Los instantes que el fotógrafo congeló en sus placas provocan diversas reacciones en el espectador de hoy en día. Unos recuerdan con nostalgia la ciudad republicana de ese entonces. Incluso reconocen a parientes y a las propiedades que tenía la familia en el centro urbano. Se trata de una mirada cargada de pertenencia social, es decir, la fotografía como soporte ideológico de clase. Otros encuentran en esas imágenes los argumentos para lanzar alegatos por el patrimonio arquitectónico que, día a día, se demuele afanosamente. Justifican estas pérdidas como un arrebato a la cultura de principios de siglo; es decir, la fotografía como soporte ideológico de aculturación.

En lo personal me interesan los sentimientos humanos, los más profundamente humanos, que estas fotografías te pueden provocar.

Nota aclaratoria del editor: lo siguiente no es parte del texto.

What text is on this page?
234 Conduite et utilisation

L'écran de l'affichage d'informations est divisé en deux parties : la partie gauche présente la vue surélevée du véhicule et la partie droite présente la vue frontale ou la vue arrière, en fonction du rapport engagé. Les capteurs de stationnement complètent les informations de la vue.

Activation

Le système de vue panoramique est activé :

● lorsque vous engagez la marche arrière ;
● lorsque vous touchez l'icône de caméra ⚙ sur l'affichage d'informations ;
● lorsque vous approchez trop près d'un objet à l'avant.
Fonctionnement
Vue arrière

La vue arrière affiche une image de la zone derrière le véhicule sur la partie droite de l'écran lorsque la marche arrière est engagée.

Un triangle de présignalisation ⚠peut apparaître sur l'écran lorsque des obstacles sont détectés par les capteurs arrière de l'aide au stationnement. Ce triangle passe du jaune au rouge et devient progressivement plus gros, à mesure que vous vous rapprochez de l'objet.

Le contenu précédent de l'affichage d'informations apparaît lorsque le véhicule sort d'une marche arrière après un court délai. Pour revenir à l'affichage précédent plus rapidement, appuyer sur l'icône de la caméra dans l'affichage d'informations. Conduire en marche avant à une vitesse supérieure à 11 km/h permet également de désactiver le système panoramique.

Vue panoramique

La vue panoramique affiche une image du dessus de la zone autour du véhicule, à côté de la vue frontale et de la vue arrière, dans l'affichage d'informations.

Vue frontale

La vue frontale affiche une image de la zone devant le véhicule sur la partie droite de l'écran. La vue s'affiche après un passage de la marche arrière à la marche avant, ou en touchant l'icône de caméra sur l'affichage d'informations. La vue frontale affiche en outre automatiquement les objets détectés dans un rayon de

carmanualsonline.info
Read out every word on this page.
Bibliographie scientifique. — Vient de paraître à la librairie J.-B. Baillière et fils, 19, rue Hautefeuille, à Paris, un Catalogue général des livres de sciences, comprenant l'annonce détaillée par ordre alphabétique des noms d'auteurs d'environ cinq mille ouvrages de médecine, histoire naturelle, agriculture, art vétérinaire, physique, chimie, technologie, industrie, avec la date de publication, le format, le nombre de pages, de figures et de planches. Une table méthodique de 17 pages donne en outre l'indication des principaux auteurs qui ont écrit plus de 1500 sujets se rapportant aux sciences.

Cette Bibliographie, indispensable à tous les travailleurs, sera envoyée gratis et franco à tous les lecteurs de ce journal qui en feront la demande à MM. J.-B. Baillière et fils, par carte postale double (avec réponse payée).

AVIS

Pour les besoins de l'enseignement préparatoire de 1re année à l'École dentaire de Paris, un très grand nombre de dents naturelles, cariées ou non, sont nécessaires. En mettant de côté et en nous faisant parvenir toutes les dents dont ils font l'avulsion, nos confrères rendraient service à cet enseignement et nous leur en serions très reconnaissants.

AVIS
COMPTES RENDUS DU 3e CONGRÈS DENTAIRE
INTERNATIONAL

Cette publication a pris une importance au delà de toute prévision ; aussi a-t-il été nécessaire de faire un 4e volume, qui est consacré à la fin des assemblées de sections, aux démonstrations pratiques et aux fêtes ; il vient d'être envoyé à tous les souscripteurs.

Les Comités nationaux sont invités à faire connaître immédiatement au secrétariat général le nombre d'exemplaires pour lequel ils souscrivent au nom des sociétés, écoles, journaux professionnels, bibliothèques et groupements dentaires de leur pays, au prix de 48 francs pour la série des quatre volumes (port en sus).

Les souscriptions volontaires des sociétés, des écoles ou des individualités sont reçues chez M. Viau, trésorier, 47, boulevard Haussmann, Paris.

Creo que todos, y casi sin excepción alguna, sentimos que hemos perdido no una pertenencia de clase o de propiedad, sino el sentido de una escala urbana y social donde vivíamos provincialmente felices. Las calles retratadas parecen de otro planeta: no hay automóviles, no se ven muchedumbres y no existe el amontonamiento inclemente de estos tiempos. Es el sentimiento genérico de una indiscutible pérdida social; es decir, la fotografía como soporte de empatía espiritual.

He repasado con mucho detalle casi todas esas fotos y debo reiterar que, aparte de reconocer los edificios retratados que aún se conservan, me parecen imágenes de otra ciudad, de otra urbe muy difícil de emparentar con la realidad actual. Y a ese sentimiento de sorpresa que provocan las estupendas imágenes de Torrico Zamudio debo agregar otro de temor.

Evitando ideologizar las imágenes, es pavoroso ver cuánto puede transformarse la ciudad de una sociedad tan inestable como la nuestra. Y ese no es un sentimiento menor. Nuestra incontrolable movilidad social no construye coherencia, ergo, no aporta estabilidad emocional.

Terminaba el libro pensando que nuestra ciudad, como todo organismo viviente, no solo nace, crece y se desarrolla, sino también, muere. Y muere para reencarnarse en otra entidad irreconocible. Es un ciclo interminable guiado por nuestro karma urbano hecho con los pocos méritos y cuantiosísimos deméritos que hemos acumulado en estas montañas. Vaya karma.